Butler Makes History as 1st Black, Gay Calif. Senator to Not Live in State


(Headline USA) Laphonza Butler—the Senate’s official token gay, black female and “placeholder” for white male Rep. Adam Schiff until next year’s election—was sworn in Tuesday, replacing California Sen. Dianne Feinstein after her death.

Butler, a resident of Maryland, was appointed by California Gov. Gavin Newsom on Sunday, just two days after Feinstein died at her home in Washington, fulfilling Newsom’s pledge to appoint someone based on demographic check-boxes instead of qualifications.

In picking her, however, he deftly avoided falling into the trap of appointing Rep. Barbara Lee, D-Calif., who is one of several members of Congress—along with Schiff—who has already declared their intent to run for the open seat in next year’s election. Feinstein had planned to retire, although it was unclear whether she was herself aware of having announced her intention to do so.

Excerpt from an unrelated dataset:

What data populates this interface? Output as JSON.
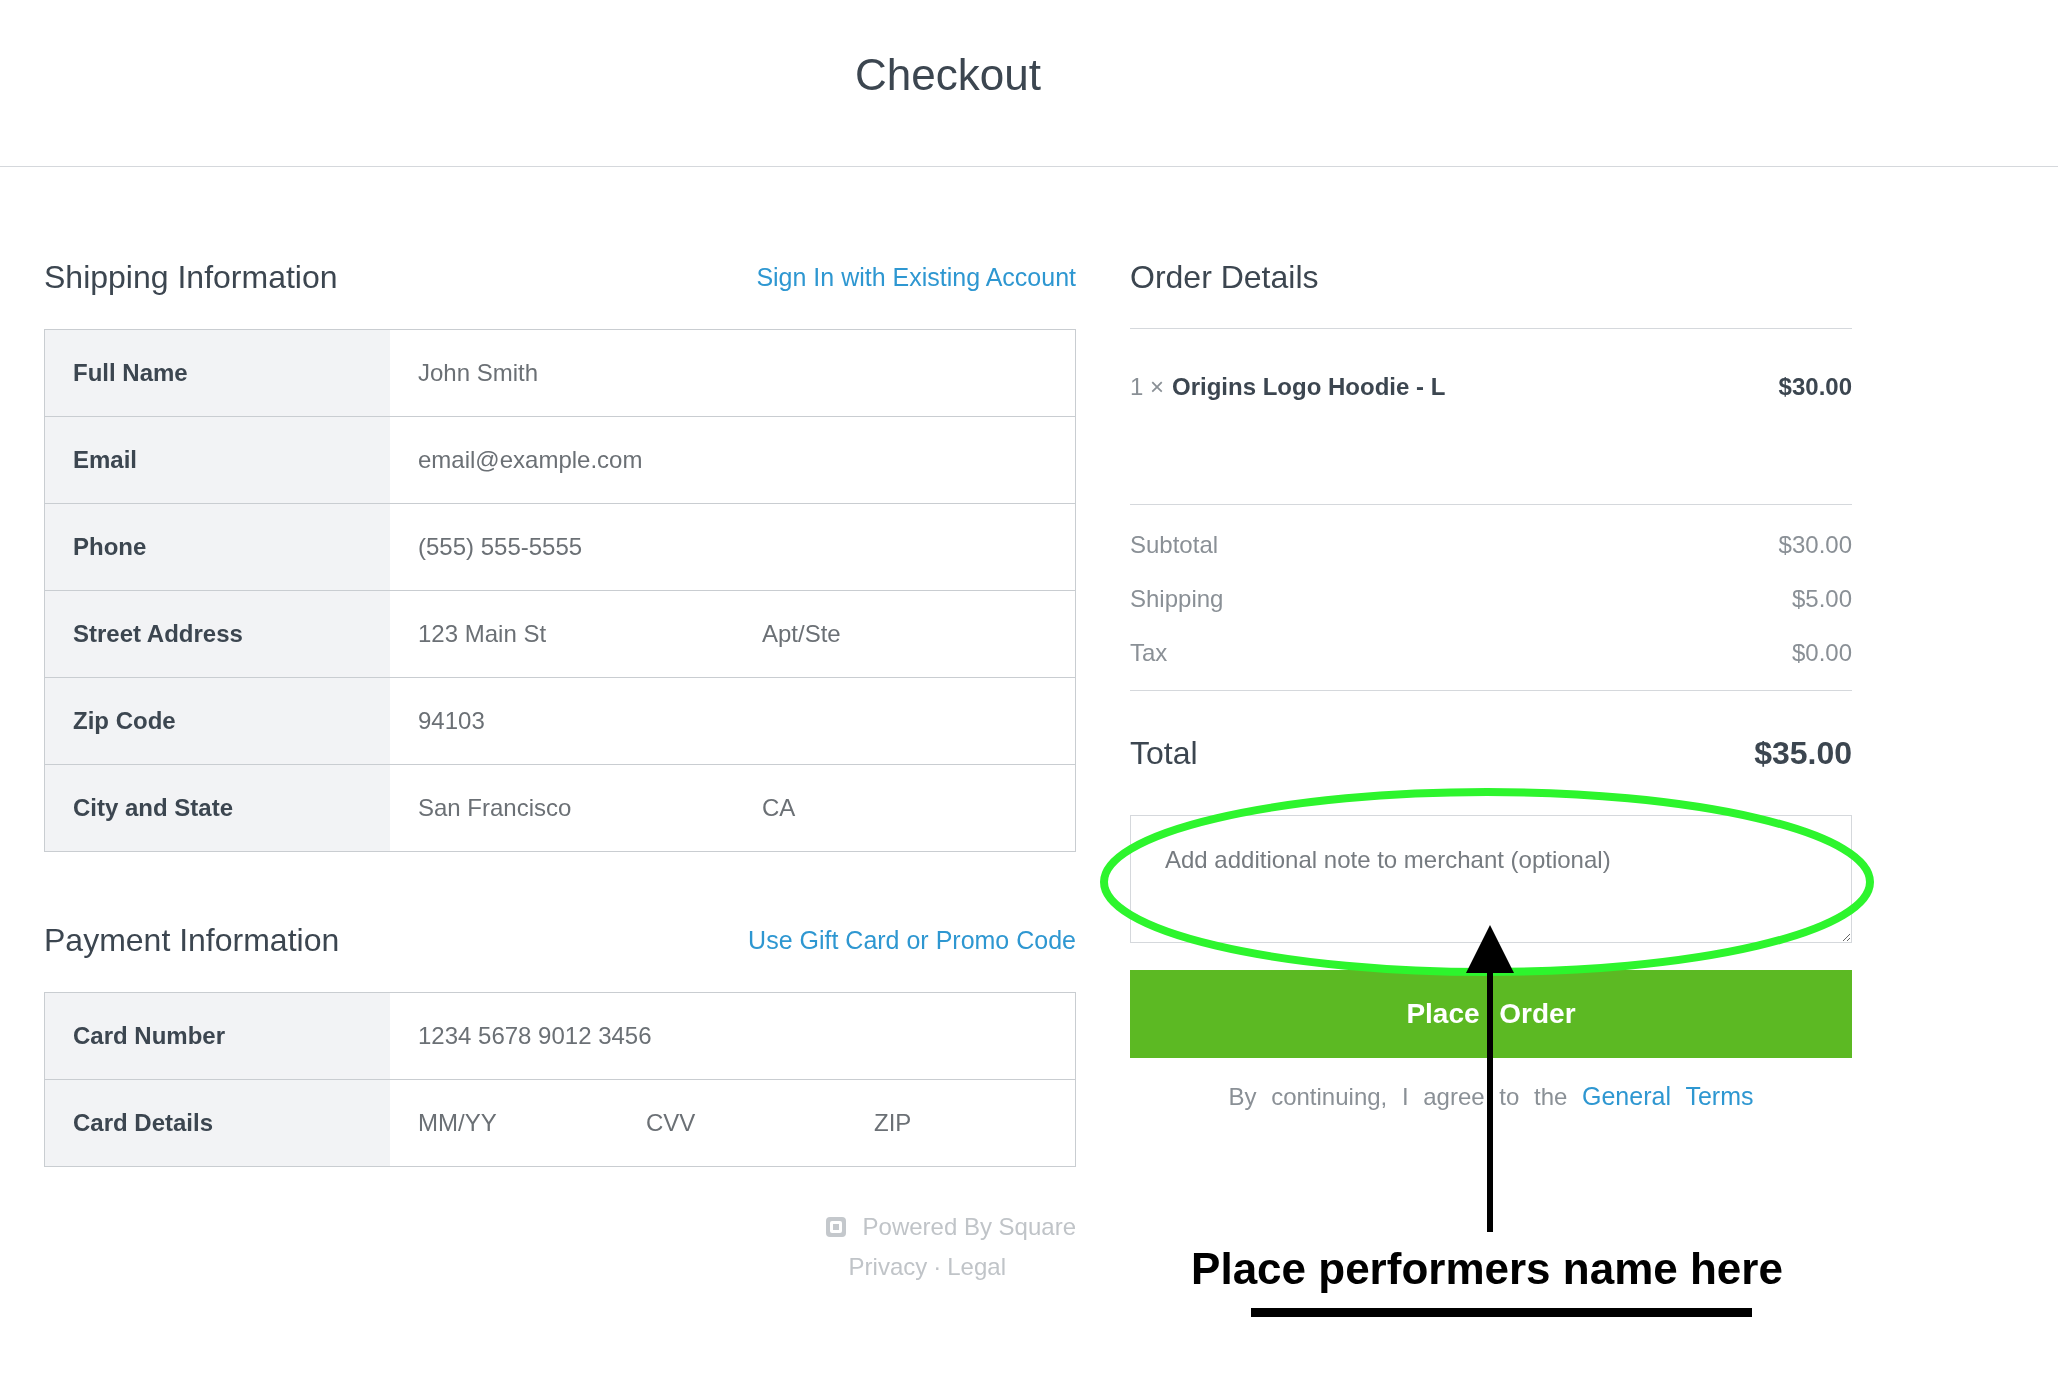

Butler is a longtime fundraiser and strategist in Democratic circles and was the head of Emily’s List, an abortion activist group.

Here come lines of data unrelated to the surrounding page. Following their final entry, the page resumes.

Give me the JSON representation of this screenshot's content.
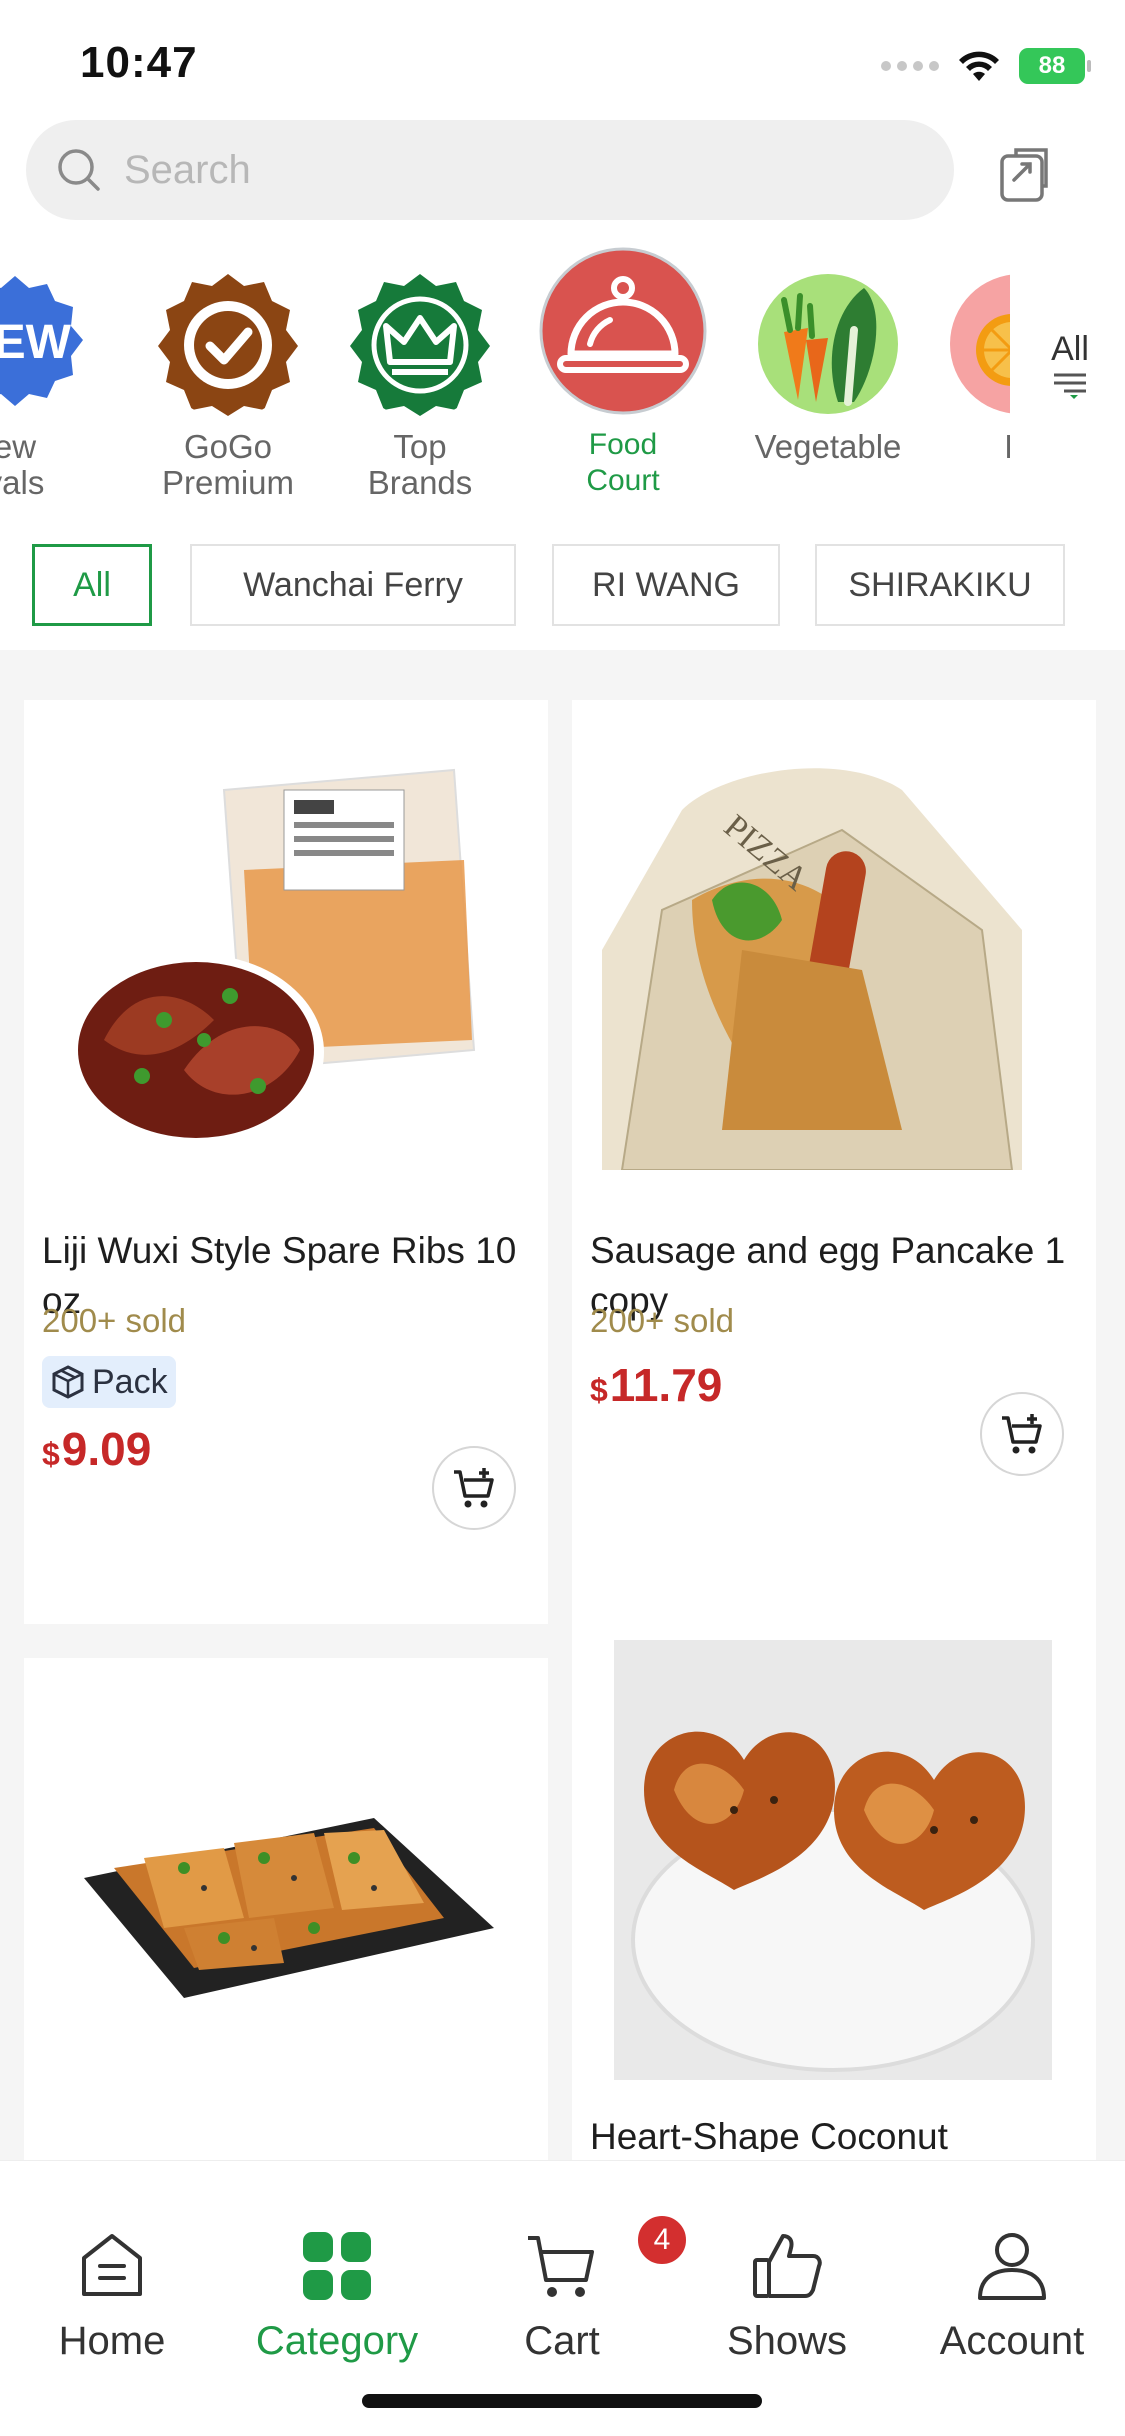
{
  "status_bar": {
    "time": "10:47",
    "battery": "88"
  },
  "search": {
    "placeholder": "Search"
  },
  "categories": [
    {
      "label": "ew\nvals",
      "icon": "new-arrivals-icon",
      "color": "#3b6fd9"
    },
    {
      "label": "GoGo\nPremium",
      "icon": "premium-badge-icon",
      "color": "#8b4513"
    },
    {
      "label": "Top\nBrands",
      "icon": "crown-badge-icon",
      "color": "#167a3a"
    },
    {
      "label": "Food\nCourt",
      "icon": "food-cloche-icon",
      "color": "#d9534f",
      "active": true
    },
    {
      "label": "Vegetable",
      "icon": "vegetable-icon"
    },
    {
      "label": "Fr",
      "icon": "fruit-icon"
    }
  ],
  "categories_all": {
    "label": "All"
  },
  "brands": [
    {
      "label": "All",
      "active": true
    },
    {
      "label": "Wanchai Ferry"
    },
    {
      "label": "RI WANG"
    },
    {
      "label": "SHIRAKIKU"
    }
  ],
  "products": [
    {
      "title": "Liji Wuxi Style Spare Ribs 10 oz",
      "sold": "200+ sold",
      "badge": "Pack",
      "currency": "$",
      "price": "9.09"
    },
    {
      "title": "Sausage and egg Pancake 1 copy",
      "sold": "200+ sold",
      "currency": "$",
      "price": "11.79"
    },
    {
      "title": ""
    },
    {
      "title": "Heart-Shape Coconut"
    }
  ],
  "tabs": [
    {
      "label": "Home",
      "icon": "home-icon"
    },
    {
      "label": "Category",
      "icon": "category-grid-icon",
      "active": true
    },
    {
      "label": "Cart",
      "icon": "cart-icon",
      "badge": "4"
    },
    {
      "label": "Shows",
      "icon": "thumbs-up-icon"
    },
    {
      "label": "Account",
      "icon": "account-icon"
    }
  ],
  "colors": {
    "accent": "#1f9a46",
    "price": "#c62828",
    "sold": "#a08b4c"
  }
}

The new senator was sworn in by Vice President Kamala Harris, who served as the second black female senator until she resigned in 2021 to join President Joe Biden in the White House. The first was Democratic Sen. Carol Moseley Braun of Illinois, who served one term in the 1990s.

With dozens of supporters and family members looking down from the gallery, Butler smiled broadly as she walked down the center aisle of the Senate alongside Democratic Sen. Alex Padilla of California and Senate Majority Leader Chuck Schumer, D-N.Y.,.

After Harris administered the oath of office, members of the Senate from both parties crowded around her to shake her hand.

Schumer said that “today, the Senate takes another step towards fully reflecting our vibrant democracy.”

He said Butler has “dedicated her entire career to fighting for others—fighting for women, fighting for working families and fighting for the cause of justice.”

After she was sworn in, Biden called her to congratulate her, the White House said.

The Congressional Black Caucus also held a ceremonial swearing-in for Butler. “Her background and years of experience will bring a much-needed perspective to the Senate, which currently does not have any Black women,” CBC Chairman Steven Horsford, D-Nev., said in a statement after she was appointed.

Butler is also the first openly LGBT senator from California.

Though she has never held elective office, Newsom praised her “deep knowledge” of the legislative process and said she was the kind of candidate he would build “if I had to literally design from my imagination.”

“She’s the only choice,” Newsom added.

Butler’s credentials include working for nearly two years with a consulting firm tied closely to Newsom and founded by his top political lieutenants. She also served as a senior adviser to Harris’s 2020 presidential campaign.

It is unclear if Butler will run to hold the seat when Feinstein’s term ends next year with the competitive race already underway among three prominent House Democrats: Schiff, Lee  Rep. Katie Porter. The governor has said he didn’t want to tip the scales in the 2024 race by choosing among those candidates.

Newsom said he told Butler to “do what you think is best for you and the state of California, and you make that judgment completely independent of any expectations from me.”

After Butler was sworn in, Schumer said that Feinstein “is looking down at this moment with pride now that her seat is in good hands.”